City of Palo Alto Mandates That All New Homes Come EV-Ready
Buying a new house is a stressful time, but EV owners in Palo Alto, Calif., will have one less thing to worry about: Thanks to a new mandate adopted on Monday night by the Palo Alto City Council, all new homes within the city limits now must include wiring for EV charger installation as standard, making it easier than ever for local residents to make the switch from gasoline to electric fuel.
As the Mercury News reported, support for the change in the Palo Alto City building code was unanimous, as was a change designed to streamline the process of obtaining a permit to install an EV charger.
“Let’s figure out as a council what we can do to remove the obstacles to owning electric vehicles in Palo Alto,” said Palo Alto Mayor Greg Scharff. “I think what we really need to do is make it convenient, easy and economical.”
As Vice Mayor Nancy Shepherd explained, while the additional wiring mandated by the new building code adds around $200 to the cost of wiring a new home, it is up to four times cheaper to pre-wire the home at the point of construction than it is to wire it later. “The thing that caught me is how simple and easy and fairly inexpensive it is to rough-in the wiring,” she said.
In addition to making it mandatory for all new build properties to have wiring pre-installed for electric vehicle charging, the City Council voted to pass measures to ensure that those seeking to install an EV charging station—public or private—were charged a fair fee for the permit allowing them to do so.
At the moment, Council members admitted costs for a permit alone could run well over $450, more than half the cost of some of the domestic charging stations now on the market.
Nestled on the western shores of the San Francisco Bay, Palo Alto has a reputation for adopting pro-electric car policies, and is home to the headquarters of Tesla Motors.

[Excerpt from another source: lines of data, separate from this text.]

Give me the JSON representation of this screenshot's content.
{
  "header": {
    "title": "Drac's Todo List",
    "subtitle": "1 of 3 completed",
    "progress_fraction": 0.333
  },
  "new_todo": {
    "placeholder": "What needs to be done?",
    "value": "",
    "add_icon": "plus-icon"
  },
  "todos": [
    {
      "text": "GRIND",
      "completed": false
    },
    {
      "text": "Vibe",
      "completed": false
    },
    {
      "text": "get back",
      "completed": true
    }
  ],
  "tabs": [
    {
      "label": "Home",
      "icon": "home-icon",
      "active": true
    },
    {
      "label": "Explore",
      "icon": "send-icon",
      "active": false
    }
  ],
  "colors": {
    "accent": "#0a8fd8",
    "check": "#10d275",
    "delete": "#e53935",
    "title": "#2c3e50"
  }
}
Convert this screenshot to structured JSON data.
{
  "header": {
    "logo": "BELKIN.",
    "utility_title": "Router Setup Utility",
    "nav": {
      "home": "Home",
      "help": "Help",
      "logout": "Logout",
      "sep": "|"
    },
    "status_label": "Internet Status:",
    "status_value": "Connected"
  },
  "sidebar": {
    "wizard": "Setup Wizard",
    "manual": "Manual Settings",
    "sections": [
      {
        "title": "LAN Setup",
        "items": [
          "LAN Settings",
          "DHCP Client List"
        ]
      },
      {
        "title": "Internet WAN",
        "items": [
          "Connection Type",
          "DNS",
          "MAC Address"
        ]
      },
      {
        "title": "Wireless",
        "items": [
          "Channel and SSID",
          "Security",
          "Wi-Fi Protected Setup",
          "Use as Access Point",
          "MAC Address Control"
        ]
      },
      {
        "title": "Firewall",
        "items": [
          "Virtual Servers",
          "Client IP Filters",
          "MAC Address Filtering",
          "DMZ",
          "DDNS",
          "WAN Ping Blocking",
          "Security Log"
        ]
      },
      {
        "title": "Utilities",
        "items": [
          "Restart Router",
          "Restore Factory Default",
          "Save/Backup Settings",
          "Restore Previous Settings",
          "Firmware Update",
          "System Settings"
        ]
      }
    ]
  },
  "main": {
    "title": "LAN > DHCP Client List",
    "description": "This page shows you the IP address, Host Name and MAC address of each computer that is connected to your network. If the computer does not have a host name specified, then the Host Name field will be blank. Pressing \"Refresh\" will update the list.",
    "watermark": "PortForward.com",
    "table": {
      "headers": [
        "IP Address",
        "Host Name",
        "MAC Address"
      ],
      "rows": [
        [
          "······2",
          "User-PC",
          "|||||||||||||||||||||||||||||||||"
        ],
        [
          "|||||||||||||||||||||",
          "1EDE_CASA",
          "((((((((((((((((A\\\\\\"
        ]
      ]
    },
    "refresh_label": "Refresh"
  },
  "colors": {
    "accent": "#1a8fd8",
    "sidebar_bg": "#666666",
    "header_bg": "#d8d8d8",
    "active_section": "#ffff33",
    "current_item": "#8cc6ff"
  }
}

Palo Alto's change in building code will compliment two bills currently passing through the Californian Senate and House, which will make it mandatory for all new multi-dwelling homes and commercial properties to have electric vehicle charging stations. New laws will also require charging networks in the state to offer interoperability similar to cellphone roaming between network, and to accept credit card payments for charging station use, rather than requiring network subscription fees.